April was a chow mix of some sort. A black-tongued tumbleweed, very strong, ridiculously hairy, and fiercely protective of those she loved. Anyone who came to the door was subjected to a stern security check. But once it became clear they belonged, they were added to her pack.
My father in particular. He never liked dogs, but April took this as a challenge. From their first meeting, she let him know that he was the family’s true Alpha Male and proceeded to lie on her back in front of him, wriggling for a belly rub. What could he do? This upright man of the church and the classroom. Two hours of April’s loving devotion, and he became, if not a dog-lover, at least an April lover.
April was our family ambassador to our diverse neighborhood. The kids all knew her by name. People three or four blocks down would call out as we walked her. Dogs sometimes get a bad rap in the city, but they can also help build community.
As the years went by, April transitioned from spunky puppy to mature adult. She held court under our dining room table, allowing us to scratch her behind the ears and slip her pizza crusts. As the kids left home, she became a steady companion – always there for a walk and talk at the end of a hard day. A best friend.
In her final year, April loved to lie at the screen door, with her nose on her paws. Now almost one hundred years old in dog years, she couldn’t see any more, but she could still sniff the night air. We would sleep with the door to the yard open – April on the threshold. Not so much a guard dog now as a trip hazard for any would-be home invaders. And then in the last weeks, we would carry her down the back steps to the yard twice a day. She was always dignified, even in those senior moments.
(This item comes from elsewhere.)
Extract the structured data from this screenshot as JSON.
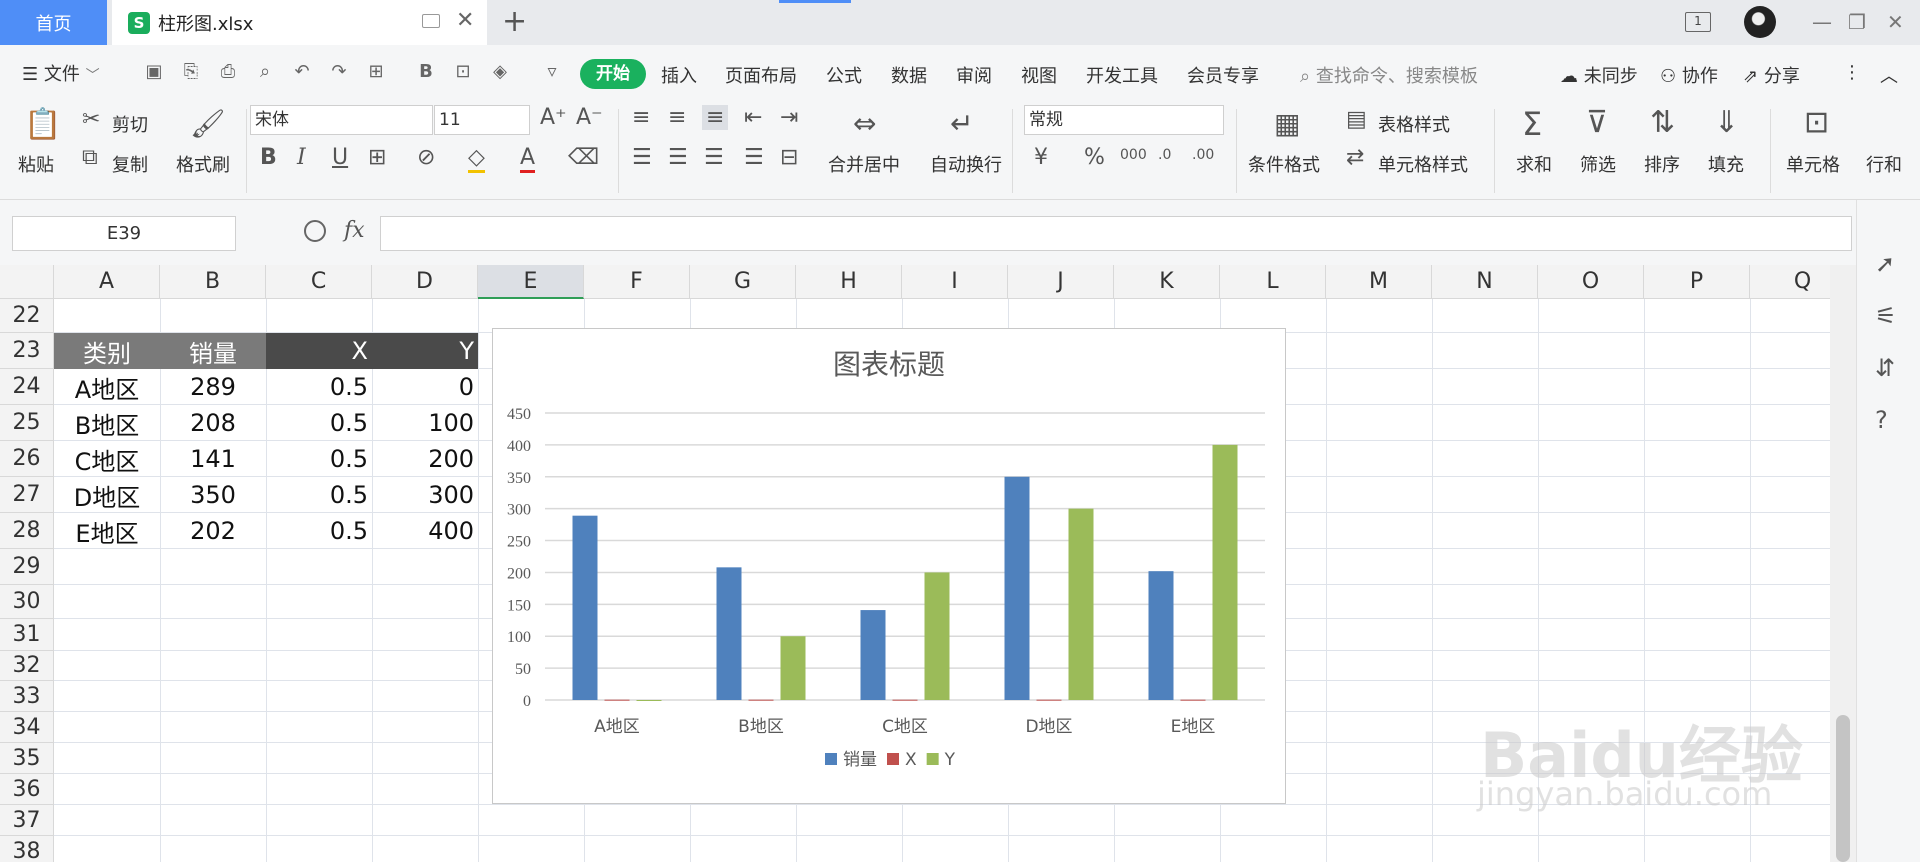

After April died, I couldn’t imagine getting another dog. It was just another grief in a long year. But two weeks ago, my son came home from college with a surprise - a new puppy. A black lab mix. And all of a sudden, it’s started again. The puppy love.
This morning, I was lying quietly in bed languidly thinking about getting up. In the distance, I heard the sound of toenails scrabbling on hardwood floor. Then silence. Followed by WHAM, a wriggling mass of fur landing on my chest, and a big pink tongue licking my face. I started to laugh. And I laughed and laughed.
I’ve spent the first fifty years of my life trying to become human. The best gifts I have been given in that quest have been children, and dogs.